We were both trembling when we saw our families again. I had left in July and my brother Günter had returned from Russia in August. It was lovely to be reunited. Now there was only Georg who was still in Scotland. We were so close, yet so far apart. The general situation in Germany was a little better. Food and transportation were available but the house and work availability situation was still grim. There were still people looking for homes and shelter. In a way, we had been the lucky ones in finding a little village to start a new life. We had not developed any roots, so it was easy when the time came, to return to England but we would return again in the spring.
I returned to Wales and stayed with the same family as before, for what turned out to be another three and a half years. Mrs Jones was pleased to see me again. Rita and I live about five miles apart now and both attended the Young Farmers' Club. There was nothing else on. At Christmas, we had a party and Rita was invited. It was held in the school-room and everybody for miles came. Rita and I were asked to sing in German. We had no musical backing, but our voices blended beautifully. To our embarrassment, we were asked to sing again and again. It made me happy knowing we had been accepted. Before our two-year contract finished, Rita found her man and got married. They had four sons.
I said goodbye and went back to Germany after my two years was up. My brothers had all found wives and new homes. Christa, my youngest sister had got married and they lived with my mother. My sister Inge married and they emigrated to Australia. Her husband was Polish. His home was in Warsaw. When he was twelve years old, the Russians invaded and took him along with many thousands of others as forced labour. They worked in the Ural mines. When Germany and Russia went to war, he saw his chance of getting back to Poland by volunteering for service. He was then seventeen years old. It was not to be. Reaching the Ukraine, he was captured by the Germans and taken straight to the Fatherland helping out in our munitions factories. When at last the war was over, his first thoughts were of home, but terrible stories reached him. Many who had gone before him, had been murdered by his own kin, for helping the Germans to prolong the war. People had become incapable of distinguishing the innocent from the guilty. He could not take the chance.

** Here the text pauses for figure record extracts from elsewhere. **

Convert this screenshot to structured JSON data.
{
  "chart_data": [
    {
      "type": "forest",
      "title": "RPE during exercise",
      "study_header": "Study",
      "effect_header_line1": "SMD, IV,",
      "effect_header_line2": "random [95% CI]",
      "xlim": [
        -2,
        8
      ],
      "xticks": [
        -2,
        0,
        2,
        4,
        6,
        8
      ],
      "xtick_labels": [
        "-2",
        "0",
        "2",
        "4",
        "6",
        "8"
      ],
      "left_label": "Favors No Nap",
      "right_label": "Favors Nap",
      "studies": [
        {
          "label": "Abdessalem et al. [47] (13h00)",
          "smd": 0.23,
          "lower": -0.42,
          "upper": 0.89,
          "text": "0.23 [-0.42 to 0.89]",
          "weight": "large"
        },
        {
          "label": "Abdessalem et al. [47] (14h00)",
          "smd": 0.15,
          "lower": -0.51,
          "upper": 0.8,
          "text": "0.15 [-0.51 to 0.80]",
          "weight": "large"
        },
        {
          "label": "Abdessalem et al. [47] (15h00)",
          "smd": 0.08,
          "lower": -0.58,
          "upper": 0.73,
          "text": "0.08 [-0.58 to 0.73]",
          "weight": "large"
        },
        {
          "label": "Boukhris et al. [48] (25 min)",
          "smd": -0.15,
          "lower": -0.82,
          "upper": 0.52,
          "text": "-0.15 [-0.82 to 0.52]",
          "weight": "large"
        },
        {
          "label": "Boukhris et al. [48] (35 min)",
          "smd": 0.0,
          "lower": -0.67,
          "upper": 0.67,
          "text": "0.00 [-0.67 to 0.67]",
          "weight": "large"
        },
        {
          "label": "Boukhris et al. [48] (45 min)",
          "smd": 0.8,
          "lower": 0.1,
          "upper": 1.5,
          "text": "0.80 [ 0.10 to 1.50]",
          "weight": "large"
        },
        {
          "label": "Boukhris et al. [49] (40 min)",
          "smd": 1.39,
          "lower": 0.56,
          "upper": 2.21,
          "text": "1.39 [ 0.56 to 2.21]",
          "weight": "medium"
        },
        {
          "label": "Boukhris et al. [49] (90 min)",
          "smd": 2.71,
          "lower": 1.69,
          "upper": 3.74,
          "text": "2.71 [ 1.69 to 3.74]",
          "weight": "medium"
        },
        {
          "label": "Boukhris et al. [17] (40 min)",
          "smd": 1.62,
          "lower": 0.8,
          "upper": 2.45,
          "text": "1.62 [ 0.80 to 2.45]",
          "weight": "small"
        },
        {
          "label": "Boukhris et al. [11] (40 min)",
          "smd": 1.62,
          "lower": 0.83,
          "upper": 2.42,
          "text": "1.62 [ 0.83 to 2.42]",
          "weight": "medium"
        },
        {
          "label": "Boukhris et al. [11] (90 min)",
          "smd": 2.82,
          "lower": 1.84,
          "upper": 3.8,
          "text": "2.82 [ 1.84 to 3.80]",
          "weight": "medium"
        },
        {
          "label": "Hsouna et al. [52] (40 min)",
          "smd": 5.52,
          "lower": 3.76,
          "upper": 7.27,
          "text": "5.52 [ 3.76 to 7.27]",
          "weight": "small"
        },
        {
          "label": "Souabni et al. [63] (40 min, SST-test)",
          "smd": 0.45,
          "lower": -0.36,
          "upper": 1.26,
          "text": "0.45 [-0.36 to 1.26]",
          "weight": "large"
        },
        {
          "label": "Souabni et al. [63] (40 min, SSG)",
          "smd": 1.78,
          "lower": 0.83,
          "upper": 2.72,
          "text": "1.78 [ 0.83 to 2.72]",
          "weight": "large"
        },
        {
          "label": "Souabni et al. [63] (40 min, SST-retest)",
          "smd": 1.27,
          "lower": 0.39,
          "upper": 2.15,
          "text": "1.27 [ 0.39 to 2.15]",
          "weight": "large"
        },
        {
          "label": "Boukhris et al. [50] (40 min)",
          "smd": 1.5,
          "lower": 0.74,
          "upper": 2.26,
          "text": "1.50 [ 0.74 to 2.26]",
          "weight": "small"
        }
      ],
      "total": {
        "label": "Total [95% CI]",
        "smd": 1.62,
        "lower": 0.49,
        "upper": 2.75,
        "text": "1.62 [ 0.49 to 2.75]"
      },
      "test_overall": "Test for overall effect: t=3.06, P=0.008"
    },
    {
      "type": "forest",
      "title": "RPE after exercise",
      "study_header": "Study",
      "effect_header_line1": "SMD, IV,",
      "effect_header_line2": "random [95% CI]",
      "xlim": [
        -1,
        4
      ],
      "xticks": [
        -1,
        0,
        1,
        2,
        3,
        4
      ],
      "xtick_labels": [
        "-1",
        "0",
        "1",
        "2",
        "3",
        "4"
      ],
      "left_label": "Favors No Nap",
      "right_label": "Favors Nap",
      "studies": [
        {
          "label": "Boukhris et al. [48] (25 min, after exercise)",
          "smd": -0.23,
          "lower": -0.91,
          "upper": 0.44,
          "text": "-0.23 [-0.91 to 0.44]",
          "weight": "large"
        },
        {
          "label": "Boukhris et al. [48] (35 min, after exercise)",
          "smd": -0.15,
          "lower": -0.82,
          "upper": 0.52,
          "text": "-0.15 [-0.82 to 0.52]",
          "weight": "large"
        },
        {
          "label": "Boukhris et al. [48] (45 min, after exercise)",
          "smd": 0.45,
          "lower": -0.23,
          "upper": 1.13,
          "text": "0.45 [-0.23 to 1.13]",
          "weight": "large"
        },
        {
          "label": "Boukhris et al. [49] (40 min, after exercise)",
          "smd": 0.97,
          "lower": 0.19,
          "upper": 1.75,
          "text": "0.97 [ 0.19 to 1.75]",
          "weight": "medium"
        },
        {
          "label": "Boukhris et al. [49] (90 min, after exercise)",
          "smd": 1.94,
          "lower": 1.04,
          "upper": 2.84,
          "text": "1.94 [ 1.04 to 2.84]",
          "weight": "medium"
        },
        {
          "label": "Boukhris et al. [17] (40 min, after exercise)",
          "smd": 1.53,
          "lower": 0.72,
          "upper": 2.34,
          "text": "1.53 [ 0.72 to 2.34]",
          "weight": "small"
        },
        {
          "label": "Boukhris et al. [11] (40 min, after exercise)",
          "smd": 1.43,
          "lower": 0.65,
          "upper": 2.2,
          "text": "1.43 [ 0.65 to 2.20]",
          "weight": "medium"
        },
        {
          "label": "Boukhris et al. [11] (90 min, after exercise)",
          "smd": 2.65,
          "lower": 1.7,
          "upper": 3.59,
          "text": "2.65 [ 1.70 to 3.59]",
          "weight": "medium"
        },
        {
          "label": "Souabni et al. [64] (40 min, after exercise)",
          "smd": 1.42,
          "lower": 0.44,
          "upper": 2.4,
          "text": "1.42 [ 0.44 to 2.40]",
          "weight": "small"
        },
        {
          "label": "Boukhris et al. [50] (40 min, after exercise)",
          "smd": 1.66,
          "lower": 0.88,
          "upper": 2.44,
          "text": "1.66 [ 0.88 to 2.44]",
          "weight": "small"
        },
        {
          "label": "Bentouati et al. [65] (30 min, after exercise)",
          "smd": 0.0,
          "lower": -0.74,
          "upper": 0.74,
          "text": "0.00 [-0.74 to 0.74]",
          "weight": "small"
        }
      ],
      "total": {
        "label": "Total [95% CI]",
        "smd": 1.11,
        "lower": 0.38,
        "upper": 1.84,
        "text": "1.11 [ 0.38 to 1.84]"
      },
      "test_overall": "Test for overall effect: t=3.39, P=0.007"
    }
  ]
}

It was 1970 before he and my sister, along with their son who was then eighteen, flew from Australia to Warsaw. His mother was still alive at eighty five years of age. I bet tears were flowing on all sides. On the return journey, they stopped off in my home town of Breslau, which, since the end of the war became part of Poland and is now known as Wroclaw. They stayed one month and had a wonderful time. The Poles are known for their warm hospitality. My nephew fell in love with a girl and stayed on, taking a job as an English teacher. Two years later, he and his girlfriend flew to Australia where they married and settled down. Inge and her husband were very happy in Australia, never once portraying any longing for the past. In 1953, after meeting the 'dark man the fortune teller told me about, I got married. This is the story of how I came to this country. Of course, even after all this time, I still get homesick, especially at Christmas, but when I think of my home, it is of my mother and my sisters that I think, and the time we had together when we were little girls.
I've been asked many times "Why did you come to England?" and "Do you get homesick?". I believe in destiny. This was the road I should follow, and the life I should lead.